Even children with a pronounced schema don't usually play in that fashion exclusively. They may have their own agenda but a shared agenda with their peers will often entice them away, and schema overlap/dovetail together in collaborative play with other children. A transporter might fill a medicine bag at a toy hospital while an enveloper bandages patients and covers them with blankets. 
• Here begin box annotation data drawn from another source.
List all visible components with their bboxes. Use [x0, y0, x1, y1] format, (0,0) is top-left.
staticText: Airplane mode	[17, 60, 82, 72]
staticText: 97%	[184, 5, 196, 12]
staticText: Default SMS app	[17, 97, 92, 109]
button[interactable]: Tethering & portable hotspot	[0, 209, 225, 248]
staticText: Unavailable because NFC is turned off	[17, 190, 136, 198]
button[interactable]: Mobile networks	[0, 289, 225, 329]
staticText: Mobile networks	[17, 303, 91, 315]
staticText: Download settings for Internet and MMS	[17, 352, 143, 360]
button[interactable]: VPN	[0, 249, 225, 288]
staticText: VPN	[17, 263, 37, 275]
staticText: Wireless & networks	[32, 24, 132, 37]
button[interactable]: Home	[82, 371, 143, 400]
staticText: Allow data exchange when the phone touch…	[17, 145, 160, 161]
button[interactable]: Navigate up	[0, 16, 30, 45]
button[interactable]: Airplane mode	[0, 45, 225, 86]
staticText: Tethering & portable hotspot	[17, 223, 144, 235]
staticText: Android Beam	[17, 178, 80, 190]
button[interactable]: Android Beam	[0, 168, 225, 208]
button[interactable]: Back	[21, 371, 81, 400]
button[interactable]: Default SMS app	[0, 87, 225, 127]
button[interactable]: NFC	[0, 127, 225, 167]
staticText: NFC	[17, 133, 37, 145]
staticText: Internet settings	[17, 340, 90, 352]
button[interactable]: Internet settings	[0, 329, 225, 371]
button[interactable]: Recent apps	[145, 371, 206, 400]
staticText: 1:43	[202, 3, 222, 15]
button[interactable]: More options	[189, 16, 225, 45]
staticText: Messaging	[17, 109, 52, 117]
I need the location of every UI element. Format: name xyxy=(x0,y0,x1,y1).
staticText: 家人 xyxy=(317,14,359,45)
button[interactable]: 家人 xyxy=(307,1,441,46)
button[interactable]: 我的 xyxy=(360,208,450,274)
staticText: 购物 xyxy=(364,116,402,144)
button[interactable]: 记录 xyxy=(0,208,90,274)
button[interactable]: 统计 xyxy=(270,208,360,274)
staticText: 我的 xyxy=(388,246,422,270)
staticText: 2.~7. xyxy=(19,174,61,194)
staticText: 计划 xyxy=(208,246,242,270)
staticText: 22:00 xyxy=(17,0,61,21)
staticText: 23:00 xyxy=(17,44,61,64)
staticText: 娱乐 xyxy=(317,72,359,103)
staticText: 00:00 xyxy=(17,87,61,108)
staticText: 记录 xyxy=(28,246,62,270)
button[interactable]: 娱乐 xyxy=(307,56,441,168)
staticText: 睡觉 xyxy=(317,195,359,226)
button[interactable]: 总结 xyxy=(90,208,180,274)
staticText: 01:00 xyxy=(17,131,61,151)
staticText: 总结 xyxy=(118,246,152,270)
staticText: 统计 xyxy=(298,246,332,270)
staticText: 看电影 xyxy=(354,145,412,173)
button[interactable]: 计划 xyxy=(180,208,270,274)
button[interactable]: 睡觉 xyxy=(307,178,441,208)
  • Provide sheets, blankets and fabrics in different textures and weights with clothes pegs for fixing.
  • Small piles of fabric can be used in small world play (like playmobil) or even single sheets of toilet roll.
  • "Hospitals" often goes down well - provide bandages, blankets and sticky plasters.
  • Collage activities including stickers, fabrics, paper, and glue. 
  • A roll of masking tape and some greaseproof paper will provide hours of fun. 
  • Play shops with a pile of paper bags to wrap goods in. 
  • Wrap parcels and gifts together. 
  • Help your child to set up tents, wigwams and dens, both inside and out, and eat lunch there. Torches and battery lights will add to the fun. 
  • Envelopers often enjoy looking through coloured glasses which gives them a feeling of being hidden - make some using coloured cellophane. 
  • Have lots of necklaces and bracelets but do supervise their use carefully.  
  • Put small items in feely bags and let them guess what they are just by touch. 
  • Some children enjoy games involving a very lose blindfold where they listen to and follow instructions. 

In a nursery setting with a play-based curriculum I like the schemas to be the child-centred starting point with the learning embedded in the play interest and this is equally possible a home. 

Your child can learn about shapes with fabric, paper, folding cutting and sticking. Letters or numbers in different textures, including fabric, sandpaper, felt etc, will be tactile and memorable. And what better way to learn about winter than to go outside in multiple layers of your choice and see if you stay warm (we once did it with newspapers), or the ultimate - make a den and hibernate. 

Story book idea - Bear Snores on by Karma Wilson. A little bear asleep in a den is visited by several animals. Eventually he wakes up and they make popcorn and have a party. Your enveloper will love making the den with you, listening to the stormy assembling you animals and of course eating popcorn. You may never get them out!